Parents Raise Concerns About Class Size

A group of parents asked the Mattapoisett School Committee at its meeting Monday night about the impact of a teacher cut and a potential elementary school choice program on sixth-grade class sizes at Old Hammondtown Elementary.

Recalling a similar class-size increase in recent years, parent Penny Cole said there was “lots of waiting and some discontentment among the kids.” Cole expressed concern about a fiscal year 2014 cut from four teachers to three, bringing the number of students in each section closer to the mid-20s.

“We’re also concerned about where you’re headed on school choice,” Cole said. “What is going to be the cutoff point for individual class size?”
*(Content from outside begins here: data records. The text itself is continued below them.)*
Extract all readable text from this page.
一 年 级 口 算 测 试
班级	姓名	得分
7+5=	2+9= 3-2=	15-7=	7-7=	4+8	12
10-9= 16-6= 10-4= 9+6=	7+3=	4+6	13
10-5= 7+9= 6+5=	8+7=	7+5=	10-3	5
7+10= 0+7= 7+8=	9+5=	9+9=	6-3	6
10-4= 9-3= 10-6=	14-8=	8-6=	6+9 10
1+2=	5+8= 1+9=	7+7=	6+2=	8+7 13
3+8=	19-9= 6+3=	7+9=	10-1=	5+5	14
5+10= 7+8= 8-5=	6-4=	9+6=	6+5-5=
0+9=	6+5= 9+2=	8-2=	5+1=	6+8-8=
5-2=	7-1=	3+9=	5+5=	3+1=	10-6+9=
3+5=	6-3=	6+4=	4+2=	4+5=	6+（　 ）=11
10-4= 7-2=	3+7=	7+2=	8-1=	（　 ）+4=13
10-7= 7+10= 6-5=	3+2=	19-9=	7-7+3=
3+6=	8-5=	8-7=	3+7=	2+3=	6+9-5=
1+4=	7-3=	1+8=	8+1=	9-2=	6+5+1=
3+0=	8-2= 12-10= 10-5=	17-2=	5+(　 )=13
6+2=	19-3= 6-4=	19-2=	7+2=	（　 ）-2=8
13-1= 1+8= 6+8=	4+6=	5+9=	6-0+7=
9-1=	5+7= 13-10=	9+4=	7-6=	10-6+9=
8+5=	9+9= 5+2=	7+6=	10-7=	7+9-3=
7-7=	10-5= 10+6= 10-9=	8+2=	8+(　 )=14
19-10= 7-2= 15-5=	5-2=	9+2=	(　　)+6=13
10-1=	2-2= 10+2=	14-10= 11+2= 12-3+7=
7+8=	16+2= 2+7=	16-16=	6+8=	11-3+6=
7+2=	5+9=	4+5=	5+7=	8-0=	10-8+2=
School Committee Chair James Higgins replied that as a parent of a sixth-grader himself, he is “very sensitive to the issue of class size,” and that the “unwritten rule of thumb is 22 [students] or less” capping class sizes.

“All of the conversations about school choice have centered around not negatively impacting class size,” Higgins said, adding that while he is “conflicted” about the looming school choice issue, he is in favor of the program, saying that it could change the lives of some students while bringing in a “small net gain.” Levels of support vary from other committee members leading up to the public hearing at the Old Rochester Regional School District Committee meeting on April 10 at ORR High School.

ORR Superintendent Doug White said that “anything over 25 is an indicator … that would require an adjustment. We will continue to monitor this situation and continue to provide communication.”

One parent commented that the district’s elementary schools are “right on this edge. I just wonder about the big picture.”

OHS Principal Matt D’Andrea emphasized his “complete confidence in the teachers’ ability to reach all of the learners in the classes.” He added that there is an “effective model in place. No student’s education will be compromised.”

When committee members asked parents whether they would support school choice under any circumstances, Stefan Gabriel responded that he would if the program would bring with it a proportionate number of new teachers and paraprofessionals in the face of rising class sizes.

“I’m opposed to it,” he continued, “if it brings more students with the same number of teachers that we have, placing an extra burden on our teaching resources.”

Also discussed on Monday were the advantages and disadvantages of Mattapoisett – along with Marion and Rochester – adopting a full-day kindergarten program and phasing out half-day K altogether. While concerns once again centered around class size, the committee was in general enthusiastic about the curricular and financial gains that the shift could bring. Although the first year of “Full Day K” would cost the district upward of $25,000, state incentives would erase that deficit and bring with it additional revenue as soon as year two, according to White. Assistant Superintendent Elise Frangos, who made the evening’s presentation, said that discussions will continue.

Elsewhere on the agenda:

OHS sixth-grader Carly O’Connell was recognized for placing first nationwide in the SIFMA Foundation’s InvestWrite® student essay competition.

The committee discussed the Facilities Director’s report on the progress of repairs on the Center Elementary clock tower.

Frangos and Director of Technology Ryan McGee reported on the Mattapoisett Professional Development Needs Assessment.

Center Principal Rose Bowman commended the third-grade class on its preparation for the Massachusetts Comprehensive Assessment System test, while D’Andrea announced that OHS’s gold-medal-winning band would play at Boston Symphony Hall on April 13 at 10:30am.